Wake up, check the news … according to this year’s Reuters Institute Digital News Report, smartphones have become the main way people access news first thing in the morning. This is just one small example of how consumer behavior continues to change and things that seemed radical when I started working in media more than two decades ago — like instant access to always-on news sources — are now the minimum of what we expect as readers.
As we mark 20 years since Google News launched, I’ve been reflecting on the work our team does with news publishers of all sizes in Asia Pacific to support their focus on reaching audiences with the news content that matters to them. Here are some highlights of this recent work and a look at what’s coming up.
1. Local solutions for local needs
We work closely with the news industry across the region to develop solutions that work locally. In response to feedback from partners, we’ve developed bespoke programs such as Build New Local in Japan. This program is led by local newspapers to help them use technology to connect and digitally transform so they can become more sustainable and reach new audiences. We provided skills training on design and product thinking, facilitated an idea hackathon and brought local newspapers together to work on common challenges and new business ideas.

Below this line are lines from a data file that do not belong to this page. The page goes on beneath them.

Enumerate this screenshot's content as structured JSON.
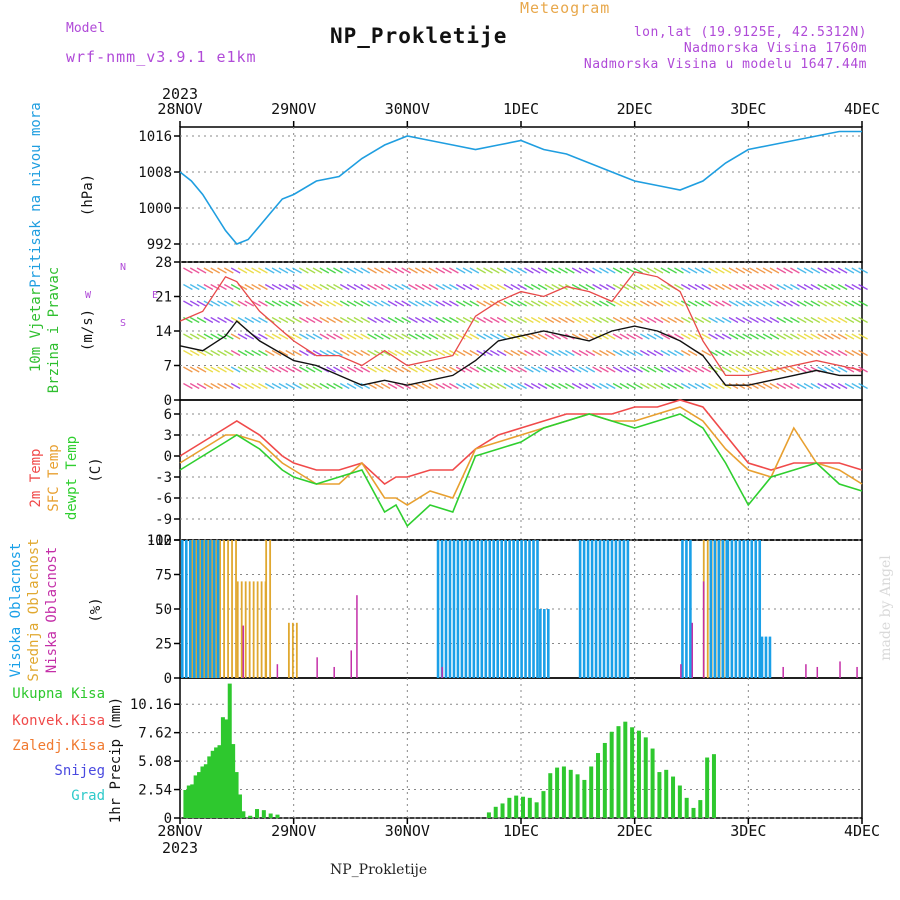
{
  "header": {
    "model_label": "Model",
    "model_name": "wrf-nmm_v3.9.1 e1km",
    "title": "NP_Prokletije",
    "subtitle": "Meteogram",
    "info_lonlat": "lon,lat (19.9125E, 42.5312N)",
    "info_elev": "Nadmorska Visina 1760m",
    "info_model_elev": "Nadmorska Visina u modelu 1647.44m"
  },
  "footer": {
    "station": "NP_Prokletije",
    "credit": "made by Angel"
  },
  "colors": {
    "pressure": "#1f9ee0",
    "wind_label": "#2fbf2f",
    "temp2m": "#f04a4a",
    "sfc": "#e8a030",
    "dew": "#2fcf2f",
    "high_cloud": "#1aa0e8",
    "mid_cloud": "#e0a830",
    "low_cloud": "#c42fa8",
    "precip": "#2ec82e",
    "conv": "#f04a4a",
    "frozen": "#f07a30",
    "snow": "#4a4ae0",
    "grad": "#2ecaca",
    "violet": "#b04ad8"
  },
  "chart_data": [
    {
      "type": "line",
      "title": "",
      "ylabel": "Pritisak na nivou mora",
      "unit": "(hPa)",
      "x": [
        "28NOV",
        "29NOV",
        "30NOV",
        "1DEC",
        "2DEC",
        "3DEC",
        "4DEC"
      ],
      "x_year": "2023",
      "yticks": [
        992,
        1000,
        1008,
        1016
      ],
      "ylim": [
        988,
        1018
      ],
      "series": [
        {
          "name": "",
          "x": [
            0.0,
            0.1,
            0.2,
            0.3,
            0.4,
            0.5,
            0.6,
            0.7,
            0.8,
            0.9,
            1.0,
            1.2,
            1.4,
            1.6,
            1.8,
            2.0,
            2.2,
            2.4,
            2.6,
            2.8,
            3.0,
            3.2,
            3.4,
            3.6,
            3.8,
            4.0,
            4.2,
            4.4,
            4.6,
            4.8,
            5.0,
            5.2,
            5.4,
            5.6,
            5.8,
            6.0
          ],
          "values": [
            1008,
            1006,
            1003,
            999,
            995,
            992,
            993,
            996,
            999,
            1002,
            1003,
            1006,
            1007,
            1011,
            1014,
            1016,
            1015,
            1014,
            1013,
            1014,
            1015,
            1013,
            1012,
            1010,
            1008,
            1006,
            1005,
            1004,
            1006,
            1010,
            1013,
            1014,
            1015,
            1016,
            1017,
            1017
          ]
        }
      ],
      "grid": true
    },
    {
      "type": "line",
      "ylabel": "10m Vjetar Brzina i Pravac",
      "unit": "(m/s)",
      "yticks": [
        0,
        7,
        14,
        21,
        28
      ],
      "ylim": [
        0,
        28
      ],
      "compass": {
        "n": "N",
        "w": "W",
        "e": "E",
        "s": "S"
      },
      "series": [
        {
          "name": "speed",
          "x": [
            0.0,
            0.2,
            0.4,
            0.5,
            0.7,
            1.0,
            1.2,
            1.4,
            1.6,
            1.8,
            2.0,
            2.2,
            2.4,
            2.6,
            2.8,
            3.0,
            3.2,
            3.4,
            3.6,
            3.8,
            4.0,
            4.2,
            4.4,
            4.6,
            4.8,
            5.0,
            5.2,
            5.4,
            5.6,
            5.8,
            6.0
          ],
          "values": [
            11,
            10,
            13,
            16,
            12,
            8,
            7,
            5,
            3,
            4,
            3,
            4,
            5,
            8,
            12,
            13,
            14,
            13,
            12,
            14,
            15,
            14,
            12,
            9,
            3,
            3,
            4,
            5,
            6,
            5,
            5
          ]
        },
        {
          "name": "gust",
          "x": [
            0.0,
            0.2,
            0.4,
            0.5,
            0.7,
            1.0,
            1.2,
            1.4,
            1.6,
            1.8,
            2.0,
            2.2,
            2.4,
            2.6,
            2.8,
            3.0,
            3.2,
            3.4,
            3.6,
            3.8,
            4.0,
            4.2,
            4.4,
            4.6,
            4.8,
            5.0,
            5.2,
            5.4,
            5.6,
            5.8,
            6.0
          ],
          "values": [
            16,
            18,
            25,
            24,
            18,
            12,
            9,
            9,
            7,
            10,
            7,
            8,
            9,
            17,
            20,
            22,
            21,
            23,
            22,
            20,
            26,
            25,
            22,
            12,
            5,
            5,
            6,
            7,
            8,
            7,
            6
          ]
        }
      ],
      "grid": true
    },
    {
      "type": "line",
      "ylabels": [
        "2m Temp",
        "SFC Temp",
        "dewpt Temp"
      ],
      "unit": "(C)",
      "yticks": [
        -12,
        -9,
        -6,
        -3,
        0,
        3,
        6
      ],
      "ylim": [
        -12,
        8
      ],
      "x": [
        0.0,
        0.2,
        0.4,
        0.5,
        0.7,
        0.9,
        1.0,
        1.2,
        1.4,
        1.6,
        1.8,
        1.9,
        2.0,
        2.2,
        2.4,
        2.6,
        2.8,
        3.0,
        3.2,
        3.4,
        3.6,
        3.8,
        4.0,
        4.2,
        4.4,
        4.6,
        4.8,
        5.0,
        5.2,
        5.4,
        5.6,
        5.8,
        6.0
      ],
      "series": [
        {
          "name": "2m Temp",
          "values": [
            0,
            2,
            4,
            5,
            3,
            0,
            -1,
            -2,
            -2,
            -1,
            -4,
            -3,
            -3,
            -2,
            -2,
            1,
            3,
            4,
            5,
            6,
            6,
            6,
            7,
            7,
            8,
            7,
            3,
            -1,
            -2,
            -1,
            -1,
            -1,
            -2
          ]
        },
        {
          "name": "SFC Temp",
          "values": [
            -1,
            1,
            3,
            3,
            2,
            -1,
            -2,
            -4,
            -4,
            -1,
            -6,
            -6,
            -7,
            -5,
            -6,
            1,
            2,
            3,
            4,
            5,
            6,
            5,
            5,
            6,
            7,
            5,
            1,
            -2,
            -3,
            4,
            -1,
            -2,
            -4
          ]
        },
        {
          "name": "dewpt Temp",
          "values": [
            -2,
            0,
            2,
            3,
            1,
            -2,
            -3,
            -4,
            -3,
            -2,
            -8,
            -7,
            -10,
            -7,
            -8,
            0,
            1,
            2,
            4,
            5,
            6,
            5,
            4,
            5,
            6,
            4,
            -1,
            -7,
            -3,
            -2,
            -1,
            -4,
            -5
          ]
        }
      ],
      "grid": true
    },
    {
      "type": "bar",
      "ylabels": [
        "Visoka Oblacnost",
        "Srednja Oblacnost",
        "Niska Oblacnost"
      ],
      "unit": "(%)",
      "yticks": [
        0,
        25,
        50,
        75,
        100
      ],
      "ylim": [
        0,
        100
      ],
      "series": [
        {
          "name": "Visoka Oblacnost",
          "segments": [
            [
              0.0,
              0.35,
              100
            ],
            [
              2.25,
              3.15,
              100
            ],
            [
              3.15,
              3.25,
              50
            ],
            [
              3.5,
              3.95,
              100
            ],
            [
              4.4,
              4.5,
              100
            ],
            [
              4.65,
              4.8,
              100
            ],
            [
              4.8,
              5.1,
              100
            ],
            [
              5.1,
              5.2,
              30
            ]
          ]
        },
        {
          "name": "Srednja Oblacnost",
          "segments": [
            [
              0.1,
              0.5,
              100
            ],
            [
              0.5,
              0.75,
              70
            ],
            [
              0.75,
              0.8,
              100
            ],
            [
              0.95,
              1.05,
              40
            ],
            [
              4.6,
              5.0,
              100
            ]
          ]
        },
        {
          "name": "Niska Oblacnost",
          "bars": [
            [
              0.55,
              38
            ],
            [
              0.85,
              10
            ],
            [
              1.2,
              15
            ],
            [
              1.35,
              8
            ],
            [
              1.5,
              20
            ],
            [
              1.55,
              60
            ],
            [
              2.3,
              8
            ],
            [
              4.4,
              10
            ],
            [
              4.5,
              40
            ],
            [
              4.6,
              70
            ],
            [
              5.3,
              8
            ],
            [
              5.5,
              10
            ],
            [
              5.6,
              8
            ],
            [
              5.8,
              12
            ],
            [
              5.95,
              8
            ]
          ]
        }
      ],
      "grid": true
    },
    {
      "type": "bar",
      "ylabel": "1hr Precip",
      "unit": "(mm)",
      "legend": [
        "Ukupna Kisa",
        "Konvek.Kisa",
        "Zaledj.Kisa",
        "Snijeg",
        "Grad"
      ],
      "yticks": [
        0,
        2.54,
        5.08,
        7.62,
        10.16
      ],
      "ylim": [
        0,
        12.5
      ],
      "series": [
        {
          "name": "Ukupna Kisa",
          "x": [
            0.03,
            0.06,
            0.09,
            0.12,
            0.15,
            0.18,
            0.21,
            0.24,
            0.27,
            0.3,
            0.33,
            0.36,
            0.39,
            0.42,
            0.45,
            0.48,
            0.51,
            0.54,
            0.6,
            0.66,
            0.72,
            0.78,
            0.84,
            2.7,
            2.76,
            2.82,
            2.88,
            2.94,
            3.0,
            3.06,
            3.12,
            3.18,
            3.24,
            3.3,
            3.36,
            3.42,
            3.48,
            3.54,
            3.6,
            3.66,
            3.72,
            3.78,
            3.84,
            3.9,
            3.96,
            4.02,
            4.08,
            4.14,
            4.2,
            4.26,
            4.32,
            4.38,
            4.44,
            4.5,
            4.56,
            4.62,
            4.68
          ],
          "values": [
            2.5,
            2.9,
            3.0,
            3.8,
            4.1,
            4.6,
            4.8,
            5.5,
            6.0,
            6.3,
            6.5,
            9.0,
            8.8,
            12.0,
            6.6,
            4.1,
            2.1,
            0.6,
            0.2,
            0.8,
            0.7,
            0.4,
            0.3,
            0.5,
            1.0,
            1.3,
            1.8,
            2.0,
            1.9,
            1.8,
            1.4,
            2.4,
            4.0,
            4.5,
            4.6,
            4.3,
            3.9,
            3.4,
            4.6,
            5.8,
            6.7,
            7.7,
            8.2,
            8.6,
            8.1,
            7.8,
            7.2,
            6.2,
            4.1,
            4.3,
            3.7,
            2.9,
            1.8,
            0.9,
            1.6,
            5.4,
            5.7
          ]
        }
      ],
      "grid": true
    }
  ]
}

In Malaysia, we worked with The Star to conduct design thinking workshops to help determine the best way to maintain online readership and drive revenue, while in Indonesia we’ve worked with publishers like MalukuTerkini.com through the Local News Foundry to address their challenges. And in Australia, we partnered with five regional publishers as part of Project Kookaburra to experiment with new business models and strategies to thrive in the digital age.
2. Broader and deeper publisher engagement
In recent years, we’ve expanded our relationships with news partners and strengthened the way we work together, from conducting business training to providing support for publishers through activities such as the Google News Initiative (GNI) Digital Growth Program. In India, we identified more than 300 small-to-medium news publishers producing original news for local and regional communities and provided technical and product training for teams through the GNI Advertising Lab to help them grow digital ad revenues. The program also helps publishers optimize their content management systems, websites and ads.
We announced the GNI Journalism Emergency Relief Fund in 2020 to deliver urgent aid to thousands of small, medium and local news publishers globally as the news industry dealt with the economic downturn prompted by COVID-19. Many news partners in Asia Pacific benefited from this program — for example in South Korea, Jeonnam Ilbo used these funds to highlight the resilience of businesses affected by COVID-19 and connect them with support.
3. Tackling misinformation and supporting fact checking
The impact of misinformation has been top of mind during the pandemic, as people seek out reliable data, health information and updates. In this context we have worked to support local fact-checking efforts, for example investing in CekFakta, the collaborative fact-checking and verification project with the Indonesian Cyber Media Association, the Indonesian Anti-Slander Society (Mafindo) and the Alliance of Independent Journalists. The GNI was a founding supporter of CekFakta and earlier this year we announced additional investment to expand the fact-checking network.
Ahead of the Philippines’ presidential election, we supported #FactsFirstPH, a coalition of more than 100 news, civil society and business organizations to counter disinformation. They authored and amplified more than 800 fact checks and produced several studies on the nature of disinformation during the election period. We’ve also worked closely with DataLeads in India through the GNI India Training Network to train more than 35,000 journalists, media, educators, fact checkers and journalism students in fact-checking and verification skills.